On factory farms across the country, where animals tend to live in close quarters and diseases can spread quickly, the meat industry pumps its livestock full of antibiotics to fight the spread of bacteria. In fact, livestock consume four times the amount of antibiotics as sick Americans do — and even though the food industry maintains the practice is safe, new scientific research could definitively prove that wrong.

According to a new study published by researchers in Britain and Denmark, drug-resistant bacteria in animals can be transferred to humans. Researchers used genetic sequencing to study an outbreak of a bacterial disease on different farms in Denmark, and they were able to prove that the strain of bacteria that was sickening people actually originated in animals. The findings suggest that the meat industry’s practices could be directly exacerbating a growing global health threat, as an increasing number of diseases around the world — including whooping cough, tuberculosis, and gonorrhea — are beginning to develop a resistance to common antibiotics, signaling a future when even common infections may not be able to be treated.
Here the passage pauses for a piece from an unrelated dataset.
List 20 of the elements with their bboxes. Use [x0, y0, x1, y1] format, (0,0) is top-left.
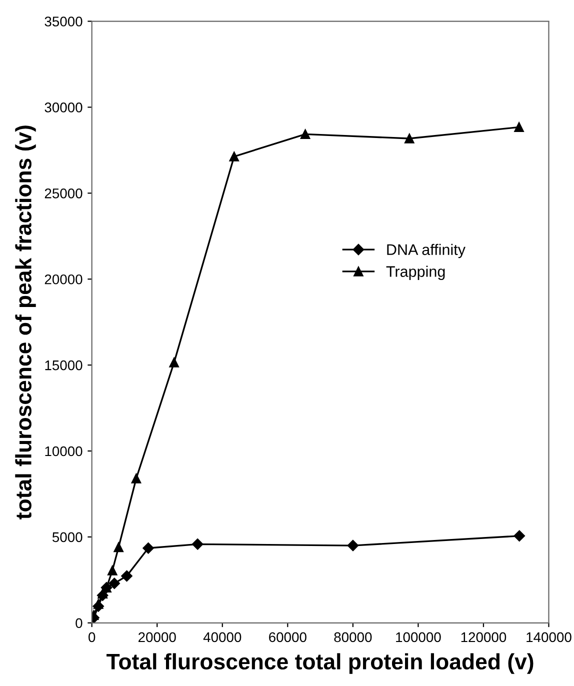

Scientists have long suspected there may be a link between antibiotic resistance in animals and humans, but previous research hasn’t demonstrated it in quite as much detail before. Now that this study has been made public, however, policymakers are pointing to it as evidence that the FDA needs more regulatory oversight in this area of the meat industry. According to Rep. Louise M. Slaughter (D-NY) — who recently introduced a measure to require food producers to disclose how often they’re feeding antibiotics to their animals, as well as to allow the FDA to collect more detailed information from drug companies — this new study “ends any debate” about whether giving antibiotics to livestock poses a health risk to humans.

Public opinion is on Slaughter’s side. The majority of Americans believe that antibiotics in food represent a health threat, and more than 60 percent of people say they would be willing to pay at least an additional five cents per pound for meat raised without antibiotics.